Le britannique Tower Resources va investir dans le pétrole au Cameroun

Par Jeune Afrique

Vue d'un site pétrolier au Cameroun. © Renaud VAN DER MEEREN pour Les Editons du Jaguar

Le groupe énergétique coté à Londres a signé le 15 septembre, à Yaoundé, un contrat de partage de production avec la Société nationale des hydrocarbures (SNH). Le projet porte sur l'exploration pétrolière offshore du bloc Thali, situé dans le bassin du Rio del Rey.

Tower Resources, basé à Londres, fait son entrée au Cameroun, grâce au contrat de partage de production conclu avec la SNH le 15 septembre, en présence de hauts responsables camerounais du secteur des hydrocarbures.

Une exploration en plusieurs étapes

Ce contrat prévoit plusieurs phases distinctes dans l’exploration pétrolière du bloc de Thali, situé en zone maritime dans le bassin du Rio del Rey et qui s’étend sur une superficie de 119,20 kilomètres carrés.

La première étape d’une période de trois ans prévoit notamment la réalisation d’études géologiques et géophysiques, l’acquisition de données sismiques en 3D et le forage d’un puits d’exploration par Tower Resources. Le montant de l’investissement pour cette étape sera au minimum de 13 millions de dollars, conformément aux dispositions contenues dans le contrat.

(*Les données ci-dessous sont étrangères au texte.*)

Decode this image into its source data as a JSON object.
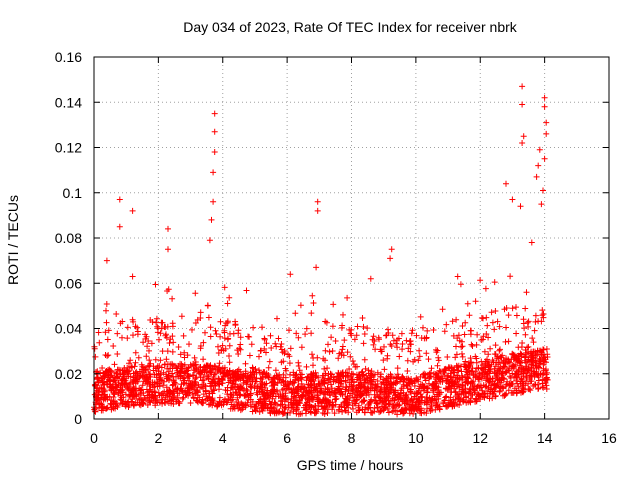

À l’issue de cette première phase et en fonction des découvertes réalisées, Tower Resources pourra renouveler son « autorisation exclusive » de recherche pour deux périodes supplémentaires de deux ans chacune.

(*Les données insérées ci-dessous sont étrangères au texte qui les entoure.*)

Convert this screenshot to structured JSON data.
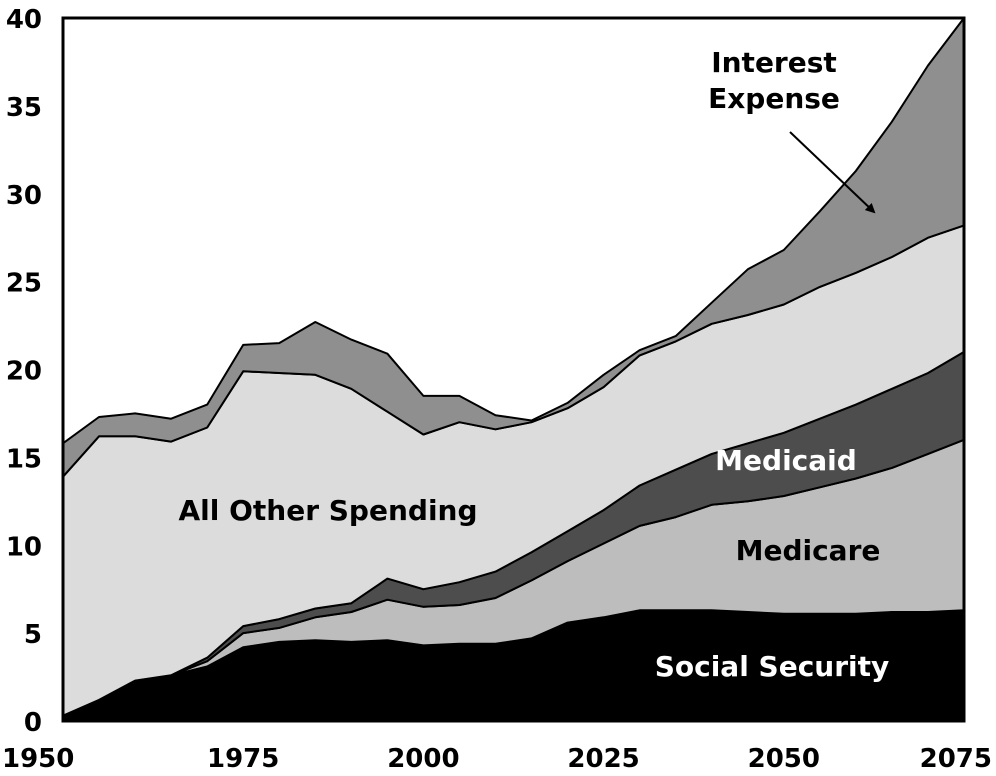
{
  "chart_data": {
    "type": "area",
    "stacked": true,
    "x": [
      1950,
      1955,
      1960,
      1965,
      1970,
      1975,
      1980,
      1985,
      1990,
      1995,
      2000,
      2005,
      2010,
      2015,
      2020,
      2025,
      2030,
      2035,
      2040,
      2045,
      2050,
      2055,
      2060,
      2065,
      2070,
      2075
    ],
    "xlim": [
      1950,
      2075
    ],
    "ylim": [
      0,
      40
    ],
    "xticks": [
      1950,
      1975,
      2000,
      2025,
      2050,
      2075
    ],
    "yticks": [
      0,
      5,
      10,
      15,
      20,
      25,
      30,
      35,
      40
    ],
    "grid": false,
    "legend": "none",
    "series": [
      {
        "name": "Social Security",
        "color": "#000000",
        "label_color": "#ffffff",
        "values": [
          0.3,
          1.2,
          2.3,
          2.6,
          3.1,
          4.2,
          4.5,
          4.6,
          4.5,
          4.6,
          4.3,
          4.4,
          4.4,
          4.7,
          5.6,
          5.9,
          6.3,
          6.3,
          6.3,
          6.2,
          6.1,
          6.1,
          6.1,
          6.2,
          6.2,
          6.3
        ]
      },
      {
        "name": "Medicare",
        "color": "#bdbdbd",
        "label_color": "#000000",
        "values": [
          0,
          0,
          0,
          0,
          0.3,
          0.8,
          0.8,
          1.3,
          1.7,
          2.3,
          2.2,
          2.2,
          2.6,
          3.3,
          3.5,
          4.2,
          4.8,
          5.3,
          6.0,
          6.3,
          6.7,
          7.2,
          7.7,
          8.2,
          9.0,
          9.7
        ]
      },
      {
        "name": "Medicaid",
        "color": "#4d4d4d",
        "label_color": "#ffffff",
        "values": [
          0,
          0,
          0,
          0,
          0.2,
          0.4,
          0.5,
          0.5,
          0.5,
          1.2,
          1.0,
          1.3,
          1.5,
          1.6,
          1.7,
          1.9,
          2.3,
          2.7,
          2.9,
          3.3,
          3.6,
          3.9,
          4.2,
          4.5,
          4.6,
          5.0
        ]
      },
      {
        "name": "All Other Spending",
        "color": "#dcdcdc",
        "label_color": "#000000",
        "values": [
          13.6,
          15.0,
          13.9,
          13.3,
          13.1,
          14.5,
          14.0,
          13.3,
          12.2,
          9.5,
          8.8,
          9.1,
          8.1,
          7.4,
          7.0,
          7.0,
          7.4,
          7.3,
          7.4,
          7.3,
          7.3,
          7.5,
          7.5,
          7.5,
          7.7,
          7.2
        ]
      },
      {
        "name": "Interest Expense",
        "color": "#8f8f8f",
        "label_color": "#000000",
        "values": [
          1.9,
          1.1,
          1.3,
          1.3,
          1.3,
          1.5,
          1.7,
          3.0,
          2.8,
          3.3,
          2.2,
          1.5,
          0.8,
          0.1,
          0.3,
          0.7,
          0.3,
          0.3,
          1.2,
          2.6,
          3.1,
          4.3,
          5.8,
          7.7,
          9.8,
          11.8
        ]
      }
    ],
    "annotations": [
      {
        "text_lines": [
          "Interest",
          "Expense"
        ],
        "arrow": true
      }
    ]
  }
}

Au total, le groupe britannique s’est engagé à investir au moins 43 millions de dollars pour les trois étapes, d’une durée de sept ans au maximum.

Une groupe panafricain

Si les explorations tiennent leurs promesses, il permettra peut-être au Cameroun d’accroître sa production de pétrole, alors que le pays est repassé au-dessus des 100 000 barils par jour.

La SNH a réalisé un chiffre d’affaires de plus de 2 milliards de dollars en 2013, pour un résultat net de 24,4 millions de dollars.

Pour sa part, Tower Resources est un groupe opérant uniquement en Afrique. Il est notamment présent en Afrique du Sud, au Kenya, à Madagascar ou encore en Zambie. Son premier actionnaire est la société de gestion d’actifs britannique M&G qui détient 18% de son capital. Le groupe ne produit pas encore de pétrole et ne dégage pas de chiffre d’affaires, d’après son rapport annuel.